Je voudrais vous parler d’une émission radiophonique qui, depuis quelques temps le dimanche matin, m’emmène ailleurs et parle de livres en musique… Mieux, elle délivre la musique des mots d’une œuvre par son auteur, souvent présent et accompagné d’un libraire qui le présente.

Ce petit bijou d’émission, c’est Fip qui nous l’offre au beau milieu de ces matinées dominicales.

Si je vous parle de Fip, ce n’est pas pour en faire la pub, elle n’a pas besoin de cela, mais parce qu’elle m’influence dans mon quotidien, elle m’accompagne. Je vous en parle comme s’il s’agissait de ma compagne, d’ailleurs.

Vous remarquerez que j’emploie Fip au féminin. Il faudrait presque dire, elles, au pluriel tant ces voix douces et sensuelles, légères et malicieuses, parfois insolentes qui savent capter mon attention marquent son identité. Me voilà polygame parmi ces muses polyphones !

Ce dimanche matin, au son d’une programmation musicale sur mesure, je replongeais dans mon Portugal d’enfance, celui que je retrouvais chaque été en bon émigrant que je n’avais pas choisi d’être.

Cyril Pedrosa, invité* pour sa BD illustrant ce pays qui m’avait vu naître, alors que lui non,  parlait mieux que je ne pourrais le faire de ces premiers instants retrouvés sur le sol de nos racines, dans nos vies d’adulte, longtemps après l’avoir délaissé. La surprise de ces émotions fortes que des sons, des odeurs émergent en vous, autant de souvenirs enfouis qui ressurgissent subitement, le cœur serré et la larme à l’œil.
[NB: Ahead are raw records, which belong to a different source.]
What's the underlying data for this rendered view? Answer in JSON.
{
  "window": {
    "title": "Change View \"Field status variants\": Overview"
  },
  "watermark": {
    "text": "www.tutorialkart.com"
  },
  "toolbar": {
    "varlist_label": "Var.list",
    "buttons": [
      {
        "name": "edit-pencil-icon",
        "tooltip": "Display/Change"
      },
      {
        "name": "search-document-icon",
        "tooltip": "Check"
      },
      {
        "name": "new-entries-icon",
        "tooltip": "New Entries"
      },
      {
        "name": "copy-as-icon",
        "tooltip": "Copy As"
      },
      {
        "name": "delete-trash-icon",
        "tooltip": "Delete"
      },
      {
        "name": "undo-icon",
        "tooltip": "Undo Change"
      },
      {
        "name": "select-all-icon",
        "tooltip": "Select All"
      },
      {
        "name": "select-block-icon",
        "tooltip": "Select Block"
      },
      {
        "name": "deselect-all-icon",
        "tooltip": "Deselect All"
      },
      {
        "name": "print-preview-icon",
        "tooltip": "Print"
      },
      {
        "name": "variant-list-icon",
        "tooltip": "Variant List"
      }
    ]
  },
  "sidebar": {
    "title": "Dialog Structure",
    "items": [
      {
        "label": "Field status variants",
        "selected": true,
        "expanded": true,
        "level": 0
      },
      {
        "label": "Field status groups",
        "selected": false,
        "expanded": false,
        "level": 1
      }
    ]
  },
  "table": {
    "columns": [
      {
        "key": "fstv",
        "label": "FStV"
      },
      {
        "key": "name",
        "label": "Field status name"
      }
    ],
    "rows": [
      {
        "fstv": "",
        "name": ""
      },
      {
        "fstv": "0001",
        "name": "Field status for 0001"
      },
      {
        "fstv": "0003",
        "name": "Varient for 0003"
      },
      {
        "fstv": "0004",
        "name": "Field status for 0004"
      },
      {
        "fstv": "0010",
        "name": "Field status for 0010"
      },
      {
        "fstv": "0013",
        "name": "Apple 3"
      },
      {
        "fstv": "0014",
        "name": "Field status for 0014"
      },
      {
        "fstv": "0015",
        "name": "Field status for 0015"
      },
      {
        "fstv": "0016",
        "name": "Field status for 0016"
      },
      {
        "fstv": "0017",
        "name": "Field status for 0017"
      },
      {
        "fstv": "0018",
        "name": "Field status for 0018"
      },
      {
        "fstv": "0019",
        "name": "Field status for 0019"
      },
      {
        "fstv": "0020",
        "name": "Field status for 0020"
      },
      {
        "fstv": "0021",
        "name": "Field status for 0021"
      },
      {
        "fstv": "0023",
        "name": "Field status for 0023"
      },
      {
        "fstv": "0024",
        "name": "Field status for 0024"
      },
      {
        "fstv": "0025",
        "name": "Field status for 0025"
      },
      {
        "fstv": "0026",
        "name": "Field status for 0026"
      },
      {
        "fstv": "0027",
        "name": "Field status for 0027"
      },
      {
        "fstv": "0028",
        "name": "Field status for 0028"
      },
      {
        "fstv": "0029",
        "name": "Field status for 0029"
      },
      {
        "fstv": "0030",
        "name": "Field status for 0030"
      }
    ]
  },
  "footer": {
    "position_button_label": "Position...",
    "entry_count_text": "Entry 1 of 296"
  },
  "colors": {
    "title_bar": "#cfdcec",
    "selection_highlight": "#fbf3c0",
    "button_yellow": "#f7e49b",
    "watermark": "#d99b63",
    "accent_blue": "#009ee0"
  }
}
Tout à coup, on veut comprendre, on veut retrouver les traces de ceux qui nous ont fait. Oh, que je vous comprends !

La musique et ses mots me transportaient, ce matin, le ciel bleu par ma fenêtre, le noir de mon café, me voilà envolé au dessus de Lisbonne en quelques minutes, l’odeur de sardines grillées mêlée à celle des lessives du linge pendu aux fenêtres, une femme en noir passant devant ces murs colorés, jaune orangé ou bleu « azulejosé », un saut sur la tête…

Les voix successives des Maria, Bethania et Albertina, puis celle du vieux disciple du Fado Custodio Castelo me ramenaient à la Saudade de mon passé, dans les rues étroites d’une Lisboa qui défilait sous le regard nostalgique de mes oreilles. Merci Fip !

Une BD que j’écouterais du coup volontiers avec mes yeux !

Cliquez sur l’image ! (lien vers article Radio France)

(*) Cyril Pedrosa, invité le jeudi 10 novembre 2011, 21h, avec Caroline Bouvet-Bionda de la librairie Des bulles et des ballons (93100 Montreuil), pour présenter sa BD: « Portugal ». Emission rediffusée ce dimanche 1er avril, 10h.